"Your m-manners are very b-bad, Speug, and I am a-ashamed of you. D-don't you know that the 'B-bumbees' have been p-playing in England and w-won their match? Twenty-two runs and s-seven wickets to fall. G-good s-sport, my Speug; read it in the newspaper."

"It wasna bad. I didna think the 'Bumbees' had as muckle spunk in them; seven wickets, did ye say, against the English? If I had kenned that, Nestie, ye little scoundrel, I would have given them a cheer. Seven wickets—they did the job properly." And Speug took his "gundy" with relish.

"Speug!"—and Nestie spoke with much impressiveness—"I have an idea. Why shouldn't the Seminary challenge the 'Bumbees' to a match next s-summer? We could p-practice hard all this summer, and begin s-soon next year and t-try them in July."

"It would be juist michty," said Speug, who was cheered at the thought of any battle, and he regarded Nestie with admiration, and then his face fell and he declared it of no use.

"They wouldna come, dash them for their cheek! and if they came they'd lick us clean. They have a professional and they play from morning till night. We're light-weights, Nestie. If they went in first, we'd never get them oot; and if we went in, they'd have us oot in half an 'oor."

"For shame, Speug, to run down the Seminary as if you were a 'Penny'! Didn't the county professional say that Robertson was the b-best young player he'd seen for t-ten years? And Bauldie hits a good b-ball, and no b-bowler can get you out, Speug, and there are other chaps just want p-practice. We might be b-beaten, but we'd make a stiff fight for the old Seminary."

"Ye can bowl, Nestie," said Speug generously, as they went back to school at the trot; "ye're the trickiest overhand I ever saw; and Jock Howieson is a fearsome quick and straicht bowler; and for a wicket-keeper Dunc Robertson is no easy to beat. Gosh!" exclaimed Speug, as they wheeled into the back-yard, "we'll try it."

The Seminary were slow to move, but once they took fire they burned gloriously; and when Dunc Robertson and Nestie Molyneux, who had been sent up to St. Columba's as the most presentable deputation, returned and informed the school assembled round the Russian guns that the "Bumbees" would send down their second eleven, since the first was too old for the Seminary, and play a single innings match on a Saturday afternoon in the end of July, next year, the Seminary lifted up their voice in joyful anticipation.

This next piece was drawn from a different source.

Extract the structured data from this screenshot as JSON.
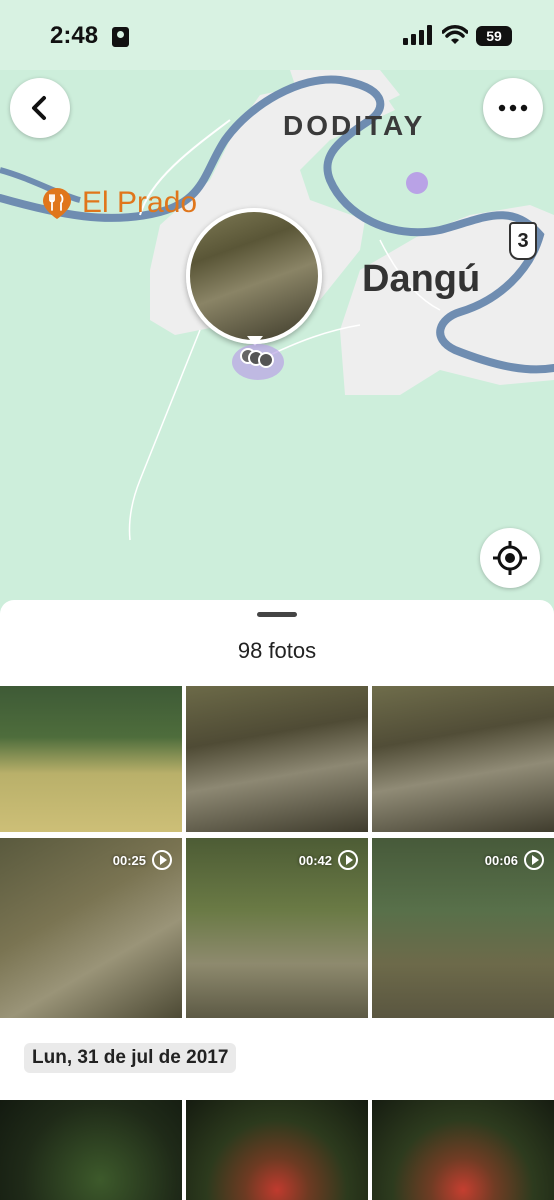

It did not matter that the "Bumbees" had only consented in terms of condescension by way of encouraging local sport, as they had tried to organise a Drumtochty eleven, or that it was quite understood that the result would be a hopeless defeat for the Seminary. They were coming, and the Seminary had a year to make ready; and if they were beaten in cricket, well, it couldn't be helped, but it was the first time Bulldog's boys had been beaten in anything, and they would know the reason why.

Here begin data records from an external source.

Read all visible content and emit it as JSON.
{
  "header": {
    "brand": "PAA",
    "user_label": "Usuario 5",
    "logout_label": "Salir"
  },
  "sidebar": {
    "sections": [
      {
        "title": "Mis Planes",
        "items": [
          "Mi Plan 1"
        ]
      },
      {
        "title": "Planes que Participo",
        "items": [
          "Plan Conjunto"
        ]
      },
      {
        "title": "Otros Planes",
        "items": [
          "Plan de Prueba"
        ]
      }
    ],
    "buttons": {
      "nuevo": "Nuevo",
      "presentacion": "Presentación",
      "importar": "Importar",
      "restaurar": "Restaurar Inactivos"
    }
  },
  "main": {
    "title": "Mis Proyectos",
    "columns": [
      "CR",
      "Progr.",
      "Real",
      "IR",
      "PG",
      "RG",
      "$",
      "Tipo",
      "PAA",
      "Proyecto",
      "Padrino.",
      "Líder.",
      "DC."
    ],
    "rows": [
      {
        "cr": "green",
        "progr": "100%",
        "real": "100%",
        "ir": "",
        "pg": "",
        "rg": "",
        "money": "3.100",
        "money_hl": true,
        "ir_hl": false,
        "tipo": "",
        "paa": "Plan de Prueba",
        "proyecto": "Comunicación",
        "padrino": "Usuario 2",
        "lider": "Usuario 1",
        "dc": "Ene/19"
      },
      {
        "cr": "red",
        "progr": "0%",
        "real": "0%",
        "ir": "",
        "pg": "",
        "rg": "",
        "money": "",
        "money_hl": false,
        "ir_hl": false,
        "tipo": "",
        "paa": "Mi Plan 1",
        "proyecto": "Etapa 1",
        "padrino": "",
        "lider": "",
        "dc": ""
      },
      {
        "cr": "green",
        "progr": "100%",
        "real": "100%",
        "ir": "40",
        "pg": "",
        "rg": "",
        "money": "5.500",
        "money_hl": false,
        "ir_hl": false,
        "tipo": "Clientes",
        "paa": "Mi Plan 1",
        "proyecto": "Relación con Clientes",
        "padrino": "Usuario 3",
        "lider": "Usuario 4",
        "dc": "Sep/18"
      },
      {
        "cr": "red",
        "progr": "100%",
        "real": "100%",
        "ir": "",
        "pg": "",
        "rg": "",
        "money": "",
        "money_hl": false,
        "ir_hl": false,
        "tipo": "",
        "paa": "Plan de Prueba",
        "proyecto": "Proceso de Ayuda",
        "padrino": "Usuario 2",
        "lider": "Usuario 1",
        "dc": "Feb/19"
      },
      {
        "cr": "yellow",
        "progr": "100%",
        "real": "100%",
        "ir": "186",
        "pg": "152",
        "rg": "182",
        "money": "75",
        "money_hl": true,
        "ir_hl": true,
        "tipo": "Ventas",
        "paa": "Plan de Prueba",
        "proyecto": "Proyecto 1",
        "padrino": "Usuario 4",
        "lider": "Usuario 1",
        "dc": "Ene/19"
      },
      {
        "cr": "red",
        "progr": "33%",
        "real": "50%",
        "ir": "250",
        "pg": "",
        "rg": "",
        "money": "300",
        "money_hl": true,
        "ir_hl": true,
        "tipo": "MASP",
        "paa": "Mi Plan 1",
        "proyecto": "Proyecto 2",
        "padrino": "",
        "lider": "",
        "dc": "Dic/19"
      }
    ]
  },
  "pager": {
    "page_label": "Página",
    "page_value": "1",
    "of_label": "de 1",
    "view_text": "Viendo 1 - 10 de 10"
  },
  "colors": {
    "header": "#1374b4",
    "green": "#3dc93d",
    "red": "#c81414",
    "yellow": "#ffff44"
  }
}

Special practice began that evening and continued that evening, and every other evening except Sundays as long as light lasted and on till the middle of October, when football could no longer be delayed. Practice began again a month before the proper season and continued on the same lines till the great day in July. The spirit of the Seminary was fairly up, and from the Rector who began freely to refer to the Olympian games, to the little chaps who had just come from a dame's school and were proud to field balls at bowling practice, the whole school was swept into the excitement of the coming event, and it is said that Bulldog stumped over every evening after dinner to watch the play and was the last to leave.